У нее в голосе чувствовалась нотка сожаления. Я отодвинул ее руку:
— Подожди тут минуточку…
Когда я вышел из магазина вместе со змеем (стеклянная дверь чуть не прищемила ему хвост), Гедвика одновременно счастливо смеялась и укоризненно качала головой.
— Что ж теперь мы будем делать? Его негде запускать.
— Ждать весны, змей уже есть. И он будет ждать вместе с нами.
Только вот где? Эх, я даже не подумал, как спрятать свою покупку дома, чтобы отец не бухтел. Я поддался импульсу, как говорит наш учитель математики (он ещё физику ведёт у старших классов). А, ладно, придумаю что-нибудь!
От змея пахло клеем и ещё чем-то резким и свежим — так пахнут новые книги. Я задумался вслух, пустят ли нас с ним в поезд, а Гедвика успокоила, что в поездах ещё и не то провозят. Мы совсем уже было собрались бежать на станцию, и тут Гедвика остановилась, как вкопанная. На лице у нее появилось такое же выражение, как при виде змея в витрине.
— Что такое?
— Вон там, — выдохнула она, глядя мимо меня и дурацки улыбаясь. — Ты погляди, кто там стоит! Это же писатель! Арсен Грабец!
Я поглядел. Великий литератор остановился у фонарного столба неподалеку от нас и искал что-то в записной книжке. Он с виду ничем не отличался от обычного человека, и внешность у него довольно неказистая, я даже удивился что Гедвика его узнала. Лысеющий дяденька с небольшой светлой бородкой, среднего роста, и не сказать, чтобы атлет.

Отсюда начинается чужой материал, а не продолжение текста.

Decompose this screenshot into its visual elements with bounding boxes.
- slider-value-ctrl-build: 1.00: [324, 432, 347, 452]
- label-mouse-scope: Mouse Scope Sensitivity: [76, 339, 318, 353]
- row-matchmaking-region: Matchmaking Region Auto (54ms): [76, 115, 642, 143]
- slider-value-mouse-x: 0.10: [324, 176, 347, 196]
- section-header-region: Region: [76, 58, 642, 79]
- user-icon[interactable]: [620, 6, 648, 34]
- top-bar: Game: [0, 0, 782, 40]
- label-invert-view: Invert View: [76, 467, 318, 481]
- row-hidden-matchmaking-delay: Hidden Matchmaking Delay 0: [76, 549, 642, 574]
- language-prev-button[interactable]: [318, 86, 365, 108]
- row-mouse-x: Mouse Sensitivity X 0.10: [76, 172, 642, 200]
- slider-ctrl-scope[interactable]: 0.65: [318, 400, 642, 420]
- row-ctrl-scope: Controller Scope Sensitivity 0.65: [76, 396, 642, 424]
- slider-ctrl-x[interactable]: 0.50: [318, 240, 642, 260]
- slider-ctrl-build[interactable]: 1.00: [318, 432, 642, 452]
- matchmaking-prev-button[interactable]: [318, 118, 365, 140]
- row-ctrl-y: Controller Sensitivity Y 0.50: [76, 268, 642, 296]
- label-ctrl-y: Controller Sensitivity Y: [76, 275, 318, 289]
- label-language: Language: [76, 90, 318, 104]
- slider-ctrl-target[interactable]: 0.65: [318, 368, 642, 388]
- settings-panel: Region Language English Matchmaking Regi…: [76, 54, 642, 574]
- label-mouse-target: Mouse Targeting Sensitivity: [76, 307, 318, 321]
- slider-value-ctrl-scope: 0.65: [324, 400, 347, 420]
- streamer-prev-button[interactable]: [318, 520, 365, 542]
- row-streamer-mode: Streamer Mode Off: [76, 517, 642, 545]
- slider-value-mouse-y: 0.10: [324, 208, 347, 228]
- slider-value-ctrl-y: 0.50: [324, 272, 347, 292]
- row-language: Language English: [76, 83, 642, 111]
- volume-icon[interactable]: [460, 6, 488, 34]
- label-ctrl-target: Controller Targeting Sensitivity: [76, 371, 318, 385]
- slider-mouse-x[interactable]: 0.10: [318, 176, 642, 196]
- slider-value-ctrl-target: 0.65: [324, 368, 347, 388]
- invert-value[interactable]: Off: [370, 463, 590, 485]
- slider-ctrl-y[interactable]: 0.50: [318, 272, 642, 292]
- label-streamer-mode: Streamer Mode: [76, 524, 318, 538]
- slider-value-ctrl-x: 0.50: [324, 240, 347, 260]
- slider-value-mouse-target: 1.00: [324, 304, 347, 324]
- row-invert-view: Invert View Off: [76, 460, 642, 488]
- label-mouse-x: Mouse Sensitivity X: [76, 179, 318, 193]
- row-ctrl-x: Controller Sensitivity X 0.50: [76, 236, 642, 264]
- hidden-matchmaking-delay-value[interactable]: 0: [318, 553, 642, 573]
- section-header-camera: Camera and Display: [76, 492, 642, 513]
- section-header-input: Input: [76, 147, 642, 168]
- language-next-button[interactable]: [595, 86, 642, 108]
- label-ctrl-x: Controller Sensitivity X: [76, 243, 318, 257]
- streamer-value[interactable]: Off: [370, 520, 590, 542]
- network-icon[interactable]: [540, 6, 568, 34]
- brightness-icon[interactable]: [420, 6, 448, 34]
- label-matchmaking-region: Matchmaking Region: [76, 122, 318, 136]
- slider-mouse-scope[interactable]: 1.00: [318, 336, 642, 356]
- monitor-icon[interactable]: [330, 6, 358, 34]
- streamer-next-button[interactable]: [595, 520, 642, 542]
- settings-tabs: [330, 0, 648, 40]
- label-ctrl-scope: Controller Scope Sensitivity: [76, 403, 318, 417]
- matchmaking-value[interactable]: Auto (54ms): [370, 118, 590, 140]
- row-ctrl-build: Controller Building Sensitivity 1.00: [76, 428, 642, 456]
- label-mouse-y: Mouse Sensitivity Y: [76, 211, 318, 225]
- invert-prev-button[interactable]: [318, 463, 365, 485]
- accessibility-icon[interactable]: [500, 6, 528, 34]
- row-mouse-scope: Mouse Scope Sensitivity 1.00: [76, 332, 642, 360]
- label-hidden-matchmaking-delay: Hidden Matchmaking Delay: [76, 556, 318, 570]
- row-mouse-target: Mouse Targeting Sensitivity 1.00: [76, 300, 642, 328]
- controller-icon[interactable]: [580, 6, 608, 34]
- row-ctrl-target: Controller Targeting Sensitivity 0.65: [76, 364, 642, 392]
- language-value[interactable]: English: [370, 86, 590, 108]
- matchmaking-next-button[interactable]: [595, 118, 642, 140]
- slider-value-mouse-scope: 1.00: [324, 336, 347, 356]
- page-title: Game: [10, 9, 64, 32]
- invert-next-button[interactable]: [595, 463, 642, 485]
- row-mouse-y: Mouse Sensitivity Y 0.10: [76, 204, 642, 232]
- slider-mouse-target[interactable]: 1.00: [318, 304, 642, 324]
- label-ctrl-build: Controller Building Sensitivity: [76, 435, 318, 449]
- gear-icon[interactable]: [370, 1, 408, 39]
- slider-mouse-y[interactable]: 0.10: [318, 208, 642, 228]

— Он такие стихи пишет! — восторженно продолжала Гедвика. — У нас у Хельки, она из старшей группы, есть томик его стихов, ей родные передали… Там про любовь, понимаешь?
Я-то понимал. Больше великий писатель ничего и не сочиняет. Но теперь… Удачно я его встретил, однако!
— Подожди ещё минутку, — скомандовал я и нырнул обратно в книжный магазин.
Продавщица посмотрела на меня странно, но мне было плевать. Я попросил самую небольшую по размеру (чтобы нести было удобно, у меня ж ещё змей!) книгу стихов Грабеца и выскочил на улицу.
Гедвика тоже посмотрела на меня странно, особенно, когда я прошел мимо нее прямо к великому литератору. К счастью, он так и стоял, уткнувшись в свой блокнот. Я подошёл поближе и поздоровался погромче. Писатели — народ рассеянный, с ними надо по существу, это все знают.
Он оторвался от своих записей.
— А, внук пана Петра, — сказал он приветливо. — Матфей, Лука, Иоанн… Марк, точно — Марек. Как дедушкино здоровье?
— Спасибо, лучше. Он под наблюдением, но врачи говорят, что Рождество он наверняка встретит дома.
— О, замечательные новости. Передавай ему привет, — он со мной говорил, почти не видя и не слыша меня, как всегда взрослые говорят с детьми.
— Пан Арсен, знаете, я спешу…
— Так я тебя не задерживаю, — сказал он по-прежнему приветливо.
— Вы подпишите книжку, пожалуйста, — я сунул ему томик стихов правой рукой, левой перехватил змея — эх, неудобно, лучше б Гедвике отдал.